DEUS E O DIABO NO BRASILISTÃO

quarta-feira, 12 de novembro de 2008


DE SANCTIS NÃO É CORISCO

Artigo extraído do Blog do Reinaldo Azevedo

"A Constituição não é mais importante que o povo, os sentimentos e as aspirações do Brasil. É um modelo, nada mais que isso, contém um resumo das nossas idéias. Não é possível inverter e transformar o povo em modelo e a Constituição em representado. (...) A Constituição tem o seu valor naquele documento, que não passa de um documento; nós somos os valores, e não pode ser interpretado de outra forma: nós somos a Constituição, como dizia Carl Schmitt [jurista alemão]."

A fala acima, como se noticiou ontem, é de Fausto De Sanctis. Esse homem tem a grande sorte de ser juiz do caso Daniel Dantas. Isso lhe confere uma espécie de imunidade para dizer as maiores barbaridades. Com medo de contestá-lo e serem acusados de partidários do banqueiro, jornalistas, juristas e representantes de classe se calam. E muitos ainda lhe fazem festa. Segundo noticiou a Folha ontem, ele “foi recebido como estrela em lançamento de livro do promotor e ex-secretário de Administração Penitenciária Astério Pereira dos Santos.” Escreve ainda o repórter: “O evento se tornou quase um desagravo ao juiz, que foi aplaudido por cerca de 300 pessoas”.
Procurei, ao longo de terça-feira, alguma declaração do presidente da OAB, Cézar Britto, contestando o juiz. Nada!!! Imaginem o dia em que um advogado, titular de uma causa, estiver diante de um juiz, e o meritíssimo lascar na sua cara: “A Constituição não é mais importante que o povo, os sentimentos e as aspirações do Brasil. (...) A Constituição tem o seu valor naquele documento, que não passa de um documento”. Ora, se Fausto De Sanctis diz isso sobre a Carta, por que não poderia dizer o mesmo sobre o Código Penal ou qualquer outro? Mas Britto está muito ocupado tentando fazer a história brasileira retroceder uns 40 anos...

Reitero: De Sanctis dá uma sorte danada. Tornado um bandido de manual, Daniel Dantas parece ter o poder de santificar, sem trocadilho, todos os que se apresentam como seus inimigos ou adversários. Ora, é evidente que a consideração do juiz é absurda. Não, senhor! Uma Constituição democrática, como é a nossa, tem de ser respeitada inclusive contra a vontade momentânea do povo, meritíssimo.

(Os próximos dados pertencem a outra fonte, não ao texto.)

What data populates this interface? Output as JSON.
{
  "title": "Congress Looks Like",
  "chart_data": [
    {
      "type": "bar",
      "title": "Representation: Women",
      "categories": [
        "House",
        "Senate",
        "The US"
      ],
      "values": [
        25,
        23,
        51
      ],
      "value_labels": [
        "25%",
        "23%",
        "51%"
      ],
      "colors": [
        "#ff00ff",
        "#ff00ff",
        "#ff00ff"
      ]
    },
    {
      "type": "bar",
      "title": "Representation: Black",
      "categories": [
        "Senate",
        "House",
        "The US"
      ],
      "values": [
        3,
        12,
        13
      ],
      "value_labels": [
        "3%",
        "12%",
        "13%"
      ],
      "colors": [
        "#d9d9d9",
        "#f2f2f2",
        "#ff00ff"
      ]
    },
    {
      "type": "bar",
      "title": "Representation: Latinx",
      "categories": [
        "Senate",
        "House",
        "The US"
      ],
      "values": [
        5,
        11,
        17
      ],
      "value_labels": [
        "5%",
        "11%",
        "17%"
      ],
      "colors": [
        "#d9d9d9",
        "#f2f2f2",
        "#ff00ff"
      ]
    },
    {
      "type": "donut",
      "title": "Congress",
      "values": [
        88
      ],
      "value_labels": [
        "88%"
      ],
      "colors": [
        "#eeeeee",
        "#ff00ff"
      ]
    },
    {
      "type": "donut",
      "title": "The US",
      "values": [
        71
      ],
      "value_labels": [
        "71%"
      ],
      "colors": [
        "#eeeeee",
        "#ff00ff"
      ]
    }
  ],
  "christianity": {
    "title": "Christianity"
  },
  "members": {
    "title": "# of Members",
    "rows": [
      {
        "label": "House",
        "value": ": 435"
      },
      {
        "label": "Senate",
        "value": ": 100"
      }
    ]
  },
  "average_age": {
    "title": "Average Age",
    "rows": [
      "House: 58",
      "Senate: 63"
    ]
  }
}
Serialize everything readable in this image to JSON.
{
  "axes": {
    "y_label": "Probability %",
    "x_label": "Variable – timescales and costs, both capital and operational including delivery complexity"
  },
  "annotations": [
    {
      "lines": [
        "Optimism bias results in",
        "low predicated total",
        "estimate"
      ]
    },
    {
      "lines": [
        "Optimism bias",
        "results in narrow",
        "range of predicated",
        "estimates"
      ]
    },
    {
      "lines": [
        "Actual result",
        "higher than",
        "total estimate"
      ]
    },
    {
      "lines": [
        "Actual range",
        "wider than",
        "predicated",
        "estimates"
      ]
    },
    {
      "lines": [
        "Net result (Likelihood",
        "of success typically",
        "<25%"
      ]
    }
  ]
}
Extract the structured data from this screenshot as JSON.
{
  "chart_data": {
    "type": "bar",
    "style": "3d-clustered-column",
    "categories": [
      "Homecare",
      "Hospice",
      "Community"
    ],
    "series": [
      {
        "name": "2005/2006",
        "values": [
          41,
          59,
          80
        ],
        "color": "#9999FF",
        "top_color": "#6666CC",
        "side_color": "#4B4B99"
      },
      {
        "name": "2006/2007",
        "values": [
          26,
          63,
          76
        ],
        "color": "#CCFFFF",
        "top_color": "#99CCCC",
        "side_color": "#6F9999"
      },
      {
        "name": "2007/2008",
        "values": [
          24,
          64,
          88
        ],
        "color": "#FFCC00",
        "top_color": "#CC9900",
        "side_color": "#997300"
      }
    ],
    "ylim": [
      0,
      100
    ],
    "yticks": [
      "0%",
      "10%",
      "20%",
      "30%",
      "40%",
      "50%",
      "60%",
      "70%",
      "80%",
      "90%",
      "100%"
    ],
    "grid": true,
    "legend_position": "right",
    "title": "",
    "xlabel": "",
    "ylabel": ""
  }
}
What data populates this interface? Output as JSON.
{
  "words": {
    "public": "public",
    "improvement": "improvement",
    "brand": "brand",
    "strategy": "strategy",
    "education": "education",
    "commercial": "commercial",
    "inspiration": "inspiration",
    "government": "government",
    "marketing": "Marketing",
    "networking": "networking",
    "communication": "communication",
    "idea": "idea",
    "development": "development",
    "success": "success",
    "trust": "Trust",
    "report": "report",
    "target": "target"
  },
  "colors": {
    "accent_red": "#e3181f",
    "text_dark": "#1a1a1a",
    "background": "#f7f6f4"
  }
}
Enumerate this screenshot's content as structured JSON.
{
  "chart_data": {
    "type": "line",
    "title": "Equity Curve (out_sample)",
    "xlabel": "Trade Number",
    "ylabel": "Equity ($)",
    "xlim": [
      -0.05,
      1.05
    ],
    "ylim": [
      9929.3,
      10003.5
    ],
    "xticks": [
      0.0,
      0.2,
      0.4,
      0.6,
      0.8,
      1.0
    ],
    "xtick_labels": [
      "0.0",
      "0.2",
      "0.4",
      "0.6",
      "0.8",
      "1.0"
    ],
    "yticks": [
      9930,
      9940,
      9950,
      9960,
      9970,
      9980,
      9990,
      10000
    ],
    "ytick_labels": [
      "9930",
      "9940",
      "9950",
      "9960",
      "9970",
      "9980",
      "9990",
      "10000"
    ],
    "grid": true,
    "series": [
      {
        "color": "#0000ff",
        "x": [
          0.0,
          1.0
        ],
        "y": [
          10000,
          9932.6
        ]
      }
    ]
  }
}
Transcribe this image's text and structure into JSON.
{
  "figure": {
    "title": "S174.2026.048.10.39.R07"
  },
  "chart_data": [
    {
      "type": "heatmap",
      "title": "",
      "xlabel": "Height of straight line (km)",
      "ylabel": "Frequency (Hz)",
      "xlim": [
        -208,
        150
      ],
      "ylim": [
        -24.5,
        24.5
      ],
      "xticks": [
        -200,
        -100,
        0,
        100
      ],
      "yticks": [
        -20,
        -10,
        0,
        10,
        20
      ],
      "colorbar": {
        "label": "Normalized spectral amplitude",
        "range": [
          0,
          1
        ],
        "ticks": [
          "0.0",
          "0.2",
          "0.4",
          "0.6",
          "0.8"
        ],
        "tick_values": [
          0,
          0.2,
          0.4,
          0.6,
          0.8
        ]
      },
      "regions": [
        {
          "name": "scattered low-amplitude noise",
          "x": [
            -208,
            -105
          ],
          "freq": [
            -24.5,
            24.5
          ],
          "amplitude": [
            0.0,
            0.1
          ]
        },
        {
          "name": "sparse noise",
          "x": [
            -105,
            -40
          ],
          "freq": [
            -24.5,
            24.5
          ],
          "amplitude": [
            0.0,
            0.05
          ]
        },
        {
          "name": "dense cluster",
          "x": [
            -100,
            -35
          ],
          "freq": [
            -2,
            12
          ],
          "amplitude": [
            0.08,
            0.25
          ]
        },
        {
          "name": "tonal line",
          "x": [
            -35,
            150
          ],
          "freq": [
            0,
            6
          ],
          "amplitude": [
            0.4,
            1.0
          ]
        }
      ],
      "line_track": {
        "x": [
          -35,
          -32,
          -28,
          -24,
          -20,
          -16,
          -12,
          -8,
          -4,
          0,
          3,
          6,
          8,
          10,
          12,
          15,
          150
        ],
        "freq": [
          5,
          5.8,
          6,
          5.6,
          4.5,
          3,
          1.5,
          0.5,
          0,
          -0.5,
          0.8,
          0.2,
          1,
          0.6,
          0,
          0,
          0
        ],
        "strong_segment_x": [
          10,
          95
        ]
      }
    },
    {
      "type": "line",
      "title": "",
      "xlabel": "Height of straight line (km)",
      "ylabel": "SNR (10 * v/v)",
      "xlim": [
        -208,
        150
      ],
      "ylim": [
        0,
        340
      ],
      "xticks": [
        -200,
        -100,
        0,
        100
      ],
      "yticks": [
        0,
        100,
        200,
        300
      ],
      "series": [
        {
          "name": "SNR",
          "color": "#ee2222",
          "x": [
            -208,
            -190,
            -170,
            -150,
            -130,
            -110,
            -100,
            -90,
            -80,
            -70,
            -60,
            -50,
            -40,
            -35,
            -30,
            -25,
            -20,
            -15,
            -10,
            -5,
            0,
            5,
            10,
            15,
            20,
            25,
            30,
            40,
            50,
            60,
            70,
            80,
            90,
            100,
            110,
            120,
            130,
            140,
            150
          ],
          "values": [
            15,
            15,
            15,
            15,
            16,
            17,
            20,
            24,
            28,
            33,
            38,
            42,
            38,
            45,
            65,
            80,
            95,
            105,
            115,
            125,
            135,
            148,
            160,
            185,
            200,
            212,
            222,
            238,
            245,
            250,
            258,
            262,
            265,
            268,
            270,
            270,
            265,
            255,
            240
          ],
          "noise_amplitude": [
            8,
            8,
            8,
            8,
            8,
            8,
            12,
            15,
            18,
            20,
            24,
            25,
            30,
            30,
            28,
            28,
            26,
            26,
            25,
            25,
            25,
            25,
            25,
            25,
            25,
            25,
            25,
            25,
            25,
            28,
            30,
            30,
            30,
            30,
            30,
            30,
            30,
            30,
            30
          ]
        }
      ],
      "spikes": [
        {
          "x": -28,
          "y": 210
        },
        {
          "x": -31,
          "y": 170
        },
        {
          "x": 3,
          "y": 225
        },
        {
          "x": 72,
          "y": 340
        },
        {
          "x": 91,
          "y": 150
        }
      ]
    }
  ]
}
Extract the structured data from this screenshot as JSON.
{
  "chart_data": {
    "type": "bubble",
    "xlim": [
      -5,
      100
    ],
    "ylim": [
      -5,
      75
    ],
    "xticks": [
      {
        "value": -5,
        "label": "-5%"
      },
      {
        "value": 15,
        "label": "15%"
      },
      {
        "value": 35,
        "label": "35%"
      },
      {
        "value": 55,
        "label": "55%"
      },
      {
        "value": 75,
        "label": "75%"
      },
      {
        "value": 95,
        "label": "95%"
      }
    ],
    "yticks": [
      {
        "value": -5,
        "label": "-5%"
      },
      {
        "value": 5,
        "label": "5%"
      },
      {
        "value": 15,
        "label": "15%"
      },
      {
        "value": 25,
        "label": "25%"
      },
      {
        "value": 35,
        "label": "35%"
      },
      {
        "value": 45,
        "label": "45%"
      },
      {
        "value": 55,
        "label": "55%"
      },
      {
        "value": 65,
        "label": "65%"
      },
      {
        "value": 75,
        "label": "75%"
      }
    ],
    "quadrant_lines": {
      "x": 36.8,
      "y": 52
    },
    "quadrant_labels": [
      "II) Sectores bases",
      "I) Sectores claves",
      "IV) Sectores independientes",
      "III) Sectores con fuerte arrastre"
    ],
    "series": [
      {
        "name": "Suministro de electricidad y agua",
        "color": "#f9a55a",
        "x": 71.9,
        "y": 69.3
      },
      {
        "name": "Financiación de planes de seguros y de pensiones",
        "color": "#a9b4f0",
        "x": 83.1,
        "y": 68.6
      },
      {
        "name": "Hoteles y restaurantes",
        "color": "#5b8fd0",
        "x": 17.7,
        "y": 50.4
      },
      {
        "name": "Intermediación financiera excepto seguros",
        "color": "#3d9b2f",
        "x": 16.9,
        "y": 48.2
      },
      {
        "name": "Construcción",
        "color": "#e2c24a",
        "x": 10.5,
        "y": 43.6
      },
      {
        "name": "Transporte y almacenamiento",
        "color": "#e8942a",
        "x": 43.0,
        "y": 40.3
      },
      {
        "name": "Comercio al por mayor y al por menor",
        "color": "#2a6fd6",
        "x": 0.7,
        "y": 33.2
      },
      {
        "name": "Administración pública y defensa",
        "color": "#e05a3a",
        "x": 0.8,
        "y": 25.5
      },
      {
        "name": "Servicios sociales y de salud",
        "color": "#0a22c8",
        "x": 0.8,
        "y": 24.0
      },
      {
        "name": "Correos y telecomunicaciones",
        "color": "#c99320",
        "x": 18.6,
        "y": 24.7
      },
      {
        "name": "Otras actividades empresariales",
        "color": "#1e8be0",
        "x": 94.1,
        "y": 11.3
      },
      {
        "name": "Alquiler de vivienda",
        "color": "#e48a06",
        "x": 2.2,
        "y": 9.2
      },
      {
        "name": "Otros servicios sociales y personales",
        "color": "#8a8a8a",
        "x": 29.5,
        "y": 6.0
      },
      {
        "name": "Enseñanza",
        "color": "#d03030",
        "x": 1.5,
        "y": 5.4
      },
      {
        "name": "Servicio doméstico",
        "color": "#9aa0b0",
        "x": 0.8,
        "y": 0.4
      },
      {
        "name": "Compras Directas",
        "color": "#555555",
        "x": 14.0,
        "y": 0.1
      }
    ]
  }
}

O direito se acha na lei, não na rua.
Estudantes de direito e advogados, aliás, me mandam e-mails e comentários e me contam que, com efeito, o filonazista Carl Schimitt está sendo recuperado nos cursos de Direito, mas agora por professores de esquerda, que pretendem adaptar as suas teses da prevalência do legítimo sobre o legal — tão úteis ao nacional-socialismo — à metafísica influente do militantismo.
Atenção: foi justamente considerando que as leis não passam de meros documentos, que a Satiagraha se transformou numa pantomima. E é a pantomima policialesca que corre o risco de inocentar Daniel Dantas. Se isso acontecer, os únicos responsáveis serão aqueles que consideram que a Constituição “não passa de um documento”.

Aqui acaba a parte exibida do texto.